The relevant truth: The GOP vote fell 7 or 8 percent among all voters. But the seven-point plunge among white voters is more ominous than the eight-point drop among Hispanics. Why?
Because the white vote in America, 80 percent of the electorate, is 13 times as large as the Hispanic vote, which accounts for only 6 percent of all voters. It is the defection of its white vote that is killing the GOP.
The Reagan Democrats are going home.
If Bush and Rove think they can win them back with amnesty and a guest-worker program that out-sources immigration policy to K Street, they will end up doing for the national party what Gov. George Pataki did for it in New York.
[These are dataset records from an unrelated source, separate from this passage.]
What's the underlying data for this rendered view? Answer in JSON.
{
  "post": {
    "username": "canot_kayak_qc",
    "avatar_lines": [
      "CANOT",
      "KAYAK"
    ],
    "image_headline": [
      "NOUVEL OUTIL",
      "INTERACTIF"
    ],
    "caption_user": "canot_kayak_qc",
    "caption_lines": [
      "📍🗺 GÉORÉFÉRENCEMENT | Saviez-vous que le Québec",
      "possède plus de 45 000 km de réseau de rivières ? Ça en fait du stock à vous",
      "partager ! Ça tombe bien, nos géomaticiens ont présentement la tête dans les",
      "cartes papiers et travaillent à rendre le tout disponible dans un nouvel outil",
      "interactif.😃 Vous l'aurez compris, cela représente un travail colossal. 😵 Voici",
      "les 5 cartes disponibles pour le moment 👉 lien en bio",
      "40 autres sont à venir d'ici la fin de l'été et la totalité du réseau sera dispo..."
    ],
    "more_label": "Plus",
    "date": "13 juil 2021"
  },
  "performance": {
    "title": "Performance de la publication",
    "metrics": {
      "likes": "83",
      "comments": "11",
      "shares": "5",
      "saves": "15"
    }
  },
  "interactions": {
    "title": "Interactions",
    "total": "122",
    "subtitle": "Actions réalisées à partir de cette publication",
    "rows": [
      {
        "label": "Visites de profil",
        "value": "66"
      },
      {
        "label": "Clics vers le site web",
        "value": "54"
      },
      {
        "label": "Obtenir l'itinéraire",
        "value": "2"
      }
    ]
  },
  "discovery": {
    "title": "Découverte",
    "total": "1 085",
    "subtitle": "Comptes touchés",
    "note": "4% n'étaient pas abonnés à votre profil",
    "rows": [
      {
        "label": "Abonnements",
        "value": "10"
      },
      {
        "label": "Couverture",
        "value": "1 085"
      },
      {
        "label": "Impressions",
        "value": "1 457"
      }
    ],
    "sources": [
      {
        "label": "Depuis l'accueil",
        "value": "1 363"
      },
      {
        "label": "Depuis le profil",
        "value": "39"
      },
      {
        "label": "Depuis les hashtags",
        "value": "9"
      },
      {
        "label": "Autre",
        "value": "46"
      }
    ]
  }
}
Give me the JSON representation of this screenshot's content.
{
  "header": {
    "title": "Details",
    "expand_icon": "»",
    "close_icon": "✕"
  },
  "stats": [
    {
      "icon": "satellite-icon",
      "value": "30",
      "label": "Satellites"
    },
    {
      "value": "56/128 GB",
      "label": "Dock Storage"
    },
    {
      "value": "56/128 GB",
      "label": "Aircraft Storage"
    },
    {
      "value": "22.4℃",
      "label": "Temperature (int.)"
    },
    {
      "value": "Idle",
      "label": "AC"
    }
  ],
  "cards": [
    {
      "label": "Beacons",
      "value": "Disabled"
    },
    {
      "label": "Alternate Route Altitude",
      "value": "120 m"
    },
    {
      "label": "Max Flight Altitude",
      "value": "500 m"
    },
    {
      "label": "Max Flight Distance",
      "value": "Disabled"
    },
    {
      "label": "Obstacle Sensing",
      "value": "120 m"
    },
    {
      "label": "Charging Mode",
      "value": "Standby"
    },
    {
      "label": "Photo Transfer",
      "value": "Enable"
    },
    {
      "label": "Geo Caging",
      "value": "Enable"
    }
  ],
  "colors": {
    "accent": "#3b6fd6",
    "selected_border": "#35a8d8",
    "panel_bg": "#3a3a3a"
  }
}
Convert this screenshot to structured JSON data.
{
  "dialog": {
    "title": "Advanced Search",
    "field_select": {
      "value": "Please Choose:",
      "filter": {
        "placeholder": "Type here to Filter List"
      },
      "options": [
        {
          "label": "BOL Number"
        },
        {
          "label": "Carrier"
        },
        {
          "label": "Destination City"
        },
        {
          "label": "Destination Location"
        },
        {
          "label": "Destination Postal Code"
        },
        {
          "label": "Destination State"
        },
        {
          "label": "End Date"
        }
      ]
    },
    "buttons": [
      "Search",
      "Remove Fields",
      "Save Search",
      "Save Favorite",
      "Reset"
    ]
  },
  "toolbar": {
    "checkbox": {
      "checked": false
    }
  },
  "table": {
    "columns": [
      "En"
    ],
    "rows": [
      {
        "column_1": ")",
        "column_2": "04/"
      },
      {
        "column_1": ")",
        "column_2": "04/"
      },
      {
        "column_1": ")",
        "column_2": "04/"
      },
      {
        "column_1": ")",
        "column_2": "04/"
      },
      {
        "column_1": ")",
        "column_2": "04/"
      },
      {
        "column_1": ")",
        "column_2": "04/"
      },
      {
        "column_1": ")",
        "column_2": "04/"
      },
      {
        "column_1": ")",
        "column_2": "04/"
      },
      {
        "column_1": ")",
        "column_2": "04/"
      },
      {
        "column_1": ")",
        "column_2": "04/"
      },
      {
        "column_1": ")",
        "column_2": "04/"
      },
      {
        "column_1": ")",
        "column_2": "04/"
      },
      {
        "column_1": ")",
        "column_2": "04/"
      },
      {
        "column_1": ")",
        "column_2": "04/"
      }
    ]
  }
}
Had Bush made border security and less immigration a dividing issue with the Democrats, fewer GOP lawmakers would be working on their resumes.
That Democrats are more aware of this than Rove is apparent, as one reads the astonishing story in the Washington Post headlined, “Democrats May Proceed With Caution on Immigration: Explosive Issue Not a Top Priority for Incoming Leaders.”
The reporters summarized Democratic thinking thus:
“In the days after the election, Democratic leaders surprised pro-immigration groups by not including the issue on their list of immediate priorities. Experts said the issue is so complicated, so sensitive and so explosive that it could easily blow up in the Democrats’ faces and give control of Congress back to Republicans in the next election two years from now. And a number of Democrats who took a hard line on immigration were also elected to Congress.”
After being named RNC chair, Mehlman headed straight to the NAACP convention – to apologize for the Nixon-Reagan strategy that gave the GOP the presidency in five of six straight elections.
And how has all that pandering availed Mehlman and Rove and George W. Bush?